10) The use of these tools for verifying code--- does that put a dent in the argument by Demillo-Lipton-Perlis (their paper is here, and I had two blog posts on it here and here) that verifying software is impossible?'

11) HOL stands for High Order Logic. I could not find out what Isabelle, Lean, or Coq stand for. I notice that they all use a Cap letter then small letters so perhaps they don't stand for anything. 

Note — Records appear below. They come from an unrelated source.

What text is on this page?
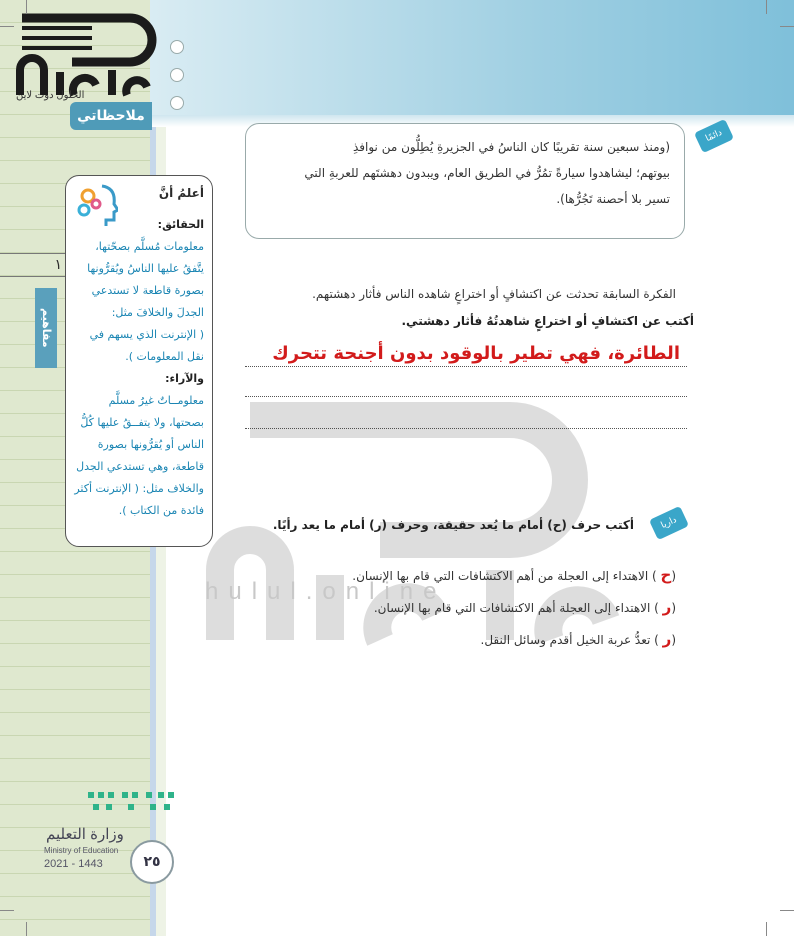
الحلول دوت لاين
ملاحظاتي
١
مفاهيم
أعلمُ أنَّ
الحقائق:
معلومات مُسلَّم بصحّتها، يتَّفقُ عليها الناسُ ويُقرُّونها بصورة قاطعة لا تستدعي الجدلَ والخلافَ مثل:
( الإنترنت الذي يسهم في نقل المعلومات ).
والآراء:
معلومــاتٌ غيرُ مسلَّم بصحتها، ولا يتفــقُ عليها كُلُّ الناس أو يُقرُّونها بصورة قاطعة، وهي تستدعي الجدل والخلاف مثل: ( الإنترنت أكثر فائدة من الكتاب ).
دائمًا
(ومنذ سبعين سنة تقريبًا كان الناسُ في الجزيرةِ يُطِلُّون من نوافذِ
بيوتهم؛ ليشاهدوا سيارةً تمُرُّ في الطريق العام، ويبدون دهشتَهم للعربةِ التي
تسير بلا أحصنة تَجُرُّها).
الفكرة السابقة تحدثت عن اكتشافٍ أو اختراعٍ شاهده الناس فأثار دهشتهم.
أكتب عن اكتشافٍ أو اختراعٍ شاهدتُهُ فأثار دهشتي.
الطائرة، فهي تطير بالوقود بدون أجنحة تتحرك
hulul.online
داريا
أكتب حرف (ح) أمام ما يُعد حقيقة، وحرف (ر) أمام ما يعد رأيًا.
(ح ) الاهتداء إلى العجلة من أهم الاكتشافات التي قام بها الإنسان.
(ر ) الاهتداء إلى العجلة أهم الاكتشافات التي قام بها الإنسان.
(ر ) تعدُّ عربة الخيل أقدم وسائل النقل.
وزارة التعليم
Ministry of Education
2021 - 1443	٢٥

  1. Actually Wikipedia biographies often do discuss mathematical blood relatives, when they can be properly sourced. For instance the articles on the three Kuperbergs all mention each other. If you can find a publication describing a relation between Alfred Hales and Thomas Hales, please let me know.

    1. Before posting I did many google searches to find out if they are related but could not find anything. They are both still alive so I could email or call them, though that seems nosy. Hopefully one of them will see this post!

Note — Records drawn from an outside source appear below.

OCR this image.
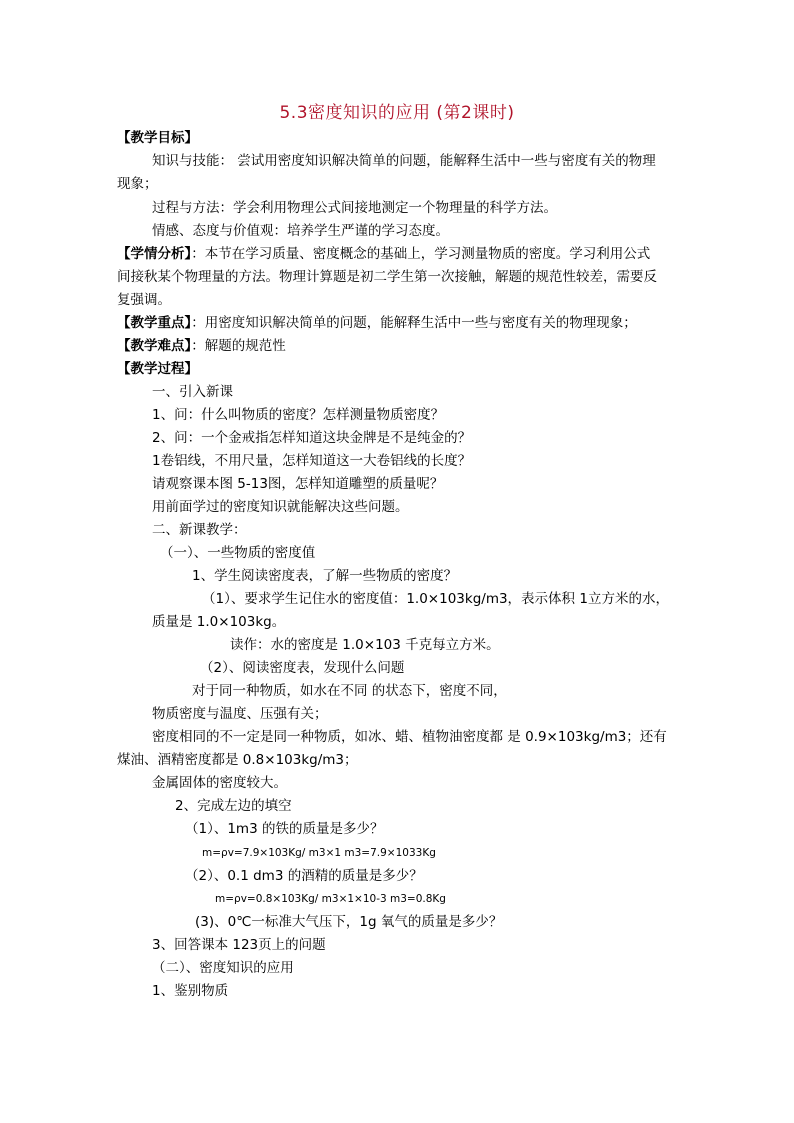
5.3密度知识的应用 (第2课时)
【教学目标】
知识与技能： 尝试用密度知识解决简单的问题，能解释生活中一些与密度有关的物理
现象；
过程与方法：学会利用物理公式间接地测定一个物理量的科学方法。
情感、态度与价值观：培养学生严谨的学习态度。
【学情分析】：本节在学习质量、密度概念的基础上，学习测量物质的密度。学习利用公式
间接秋某个物理量的方法。物理计算题是初二学生第一次接触，解题的规范性较差，需要反
复强调。
【教学重点】：用密度知识解决简单的问题，能解释生活中一些与密度有关的物理现象；
【教学难点】：解题的规范性
【教学过程】
一、引入新课
1、问：什么叫物质的密度？怎样测量物质密度？
2、问：一个金戒指怎样知道这块金牌是不是纯金的？
1卷铝线，不用尺量，怎样知道这一大卷铝线的长度？
请观察课本图 5-13图，怎样知道雕塑的质量呢？
用前面学过的密度知识就能解决这些问题。
二、新课教学：
（一）、一些物质的密度值
1、学生阅读密度表，了解一些物质的密度？
（1）、要求学生记住水的密度值：1.0×103kg/m3，表示体积 1立方米的水，
质量是 1.0×103kg。
读作：水的密度是 1.0×103 千克每立方米。
（2）、阅读密度表，发现什么问题
对于同一种物质，如水在不同 的状态下，密度不同，
物质密度与温度、压强有关；
密度相同的不一定是同一种物质，如冰、蜡、植物油密度都 是 0.9×103kg/m3；还有
煤油、酒精密度都是 0.8×103kg/m3；
金属固体的密度较大。
2、完成左边的填空
（1）、1m3 的铁的质量是多少？
m=ρv=7.9×103Kg/ m3×1 m3=7.9×1033Kg
（2）、0.1 dm3 的酒精的质量是多少？
m=ρv=0.8×103Kg/ m3×1×10-3 m3=0.8Kg
(3)、0℃一标准大气压下，1g 氧气的质量是多少？
3、回答课本 123页上的问题
（二）、密度知识的应用
1、鉴别物质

  2. Isn't this really just the same judgement we make all the time as to whether a proof should add more detail? We balance the amount it would add to our convinction the proof was correct with the effort and other costs.

    But the price for formal verification is still absurdly high.

  3. Also Coq is being renamed to Rocq (short for Rocquencourt) because (according to its previous name led to women being harassed with dick jokes and leaving the project.

  4. > The Coq proof assistant (see here). This was used to verify the proof of
    > the four-color theorem, see here.


    one might wonder what exactly they proved. Looking at

    we find

    "Definition 4. A point is a corner of a map if and only if it belongs to the closures of at least three regions.

    "The definition of 'corner' allows for contiguous points, to allow for boundaries with accumulation points, such as the curve sin 1/x."

    I guess they can make any definitions they want to, but that isn't how I would define "corner".

  5. The end goal should be that all mathematical results, historical and current, and their proofs are formalized (or, the result shown not to have been proved.)

  6. Terry Tao gave a great talk on machine-assisted proofs at the Joint Math Meetings last month. See:

    He describes the whole process as taking roughly 3 weeks for the Marton-polynomial-Freiman-Rusza conjecture resolution involving many individuals, including entering a chunk of the core math background. That effort made it much easier to subsequently improve a constant (from 12 to 11), close some small gaps in how they had stated things, and also identified a simpler intermediate property involving a smaller hammer for part of the proof (since the large hammer they had used would have been a lot more work in Lean) that seems likely to be useful elsewhere.

    He suggests that while LLMs are wholly unreliable in coming up with sound arguments themselves right now, using them to help with converting things to Lean is already useful.

    LLMs may also be useful in converting Lean arguments into readable math proofs.

    Obviously, these big theorems are worth spending the time now - it just requires the theorem to be sufficiently attractive for the community to take part. (My current favorite to have this done would be last year's bounds for 3-term arithmetic progressions of Kelley-Meka with simplifications, for example.) The implication is that as the body of math already in Lean grows, the extra effort is going to get smaller quite soon.

  7. Coq got its name from the first 3 letters of one of the authors of the original paper.

  8. Somewhat relevant to #6 is:

    This is more about what it means to be a proof, i.e., that understanding a proof is a lot more than just formalizing each step, than the details of proof formalization.

    I'd guess that just because a verifier says that a particular proof is correct, it wouldn't mean that mathematicians stop looking for better proofs, i.e. proofs that say something deeper about the mathematics involved in the subject of the statement being proved.

    (Think Langlands Program here.)

    An obvious example is FLT, whose proof involves translating the statement of the problem into a previously thought unrelated area of mathematics, grinding the resulting problem in that area of mathematics, and then translating back into the original form.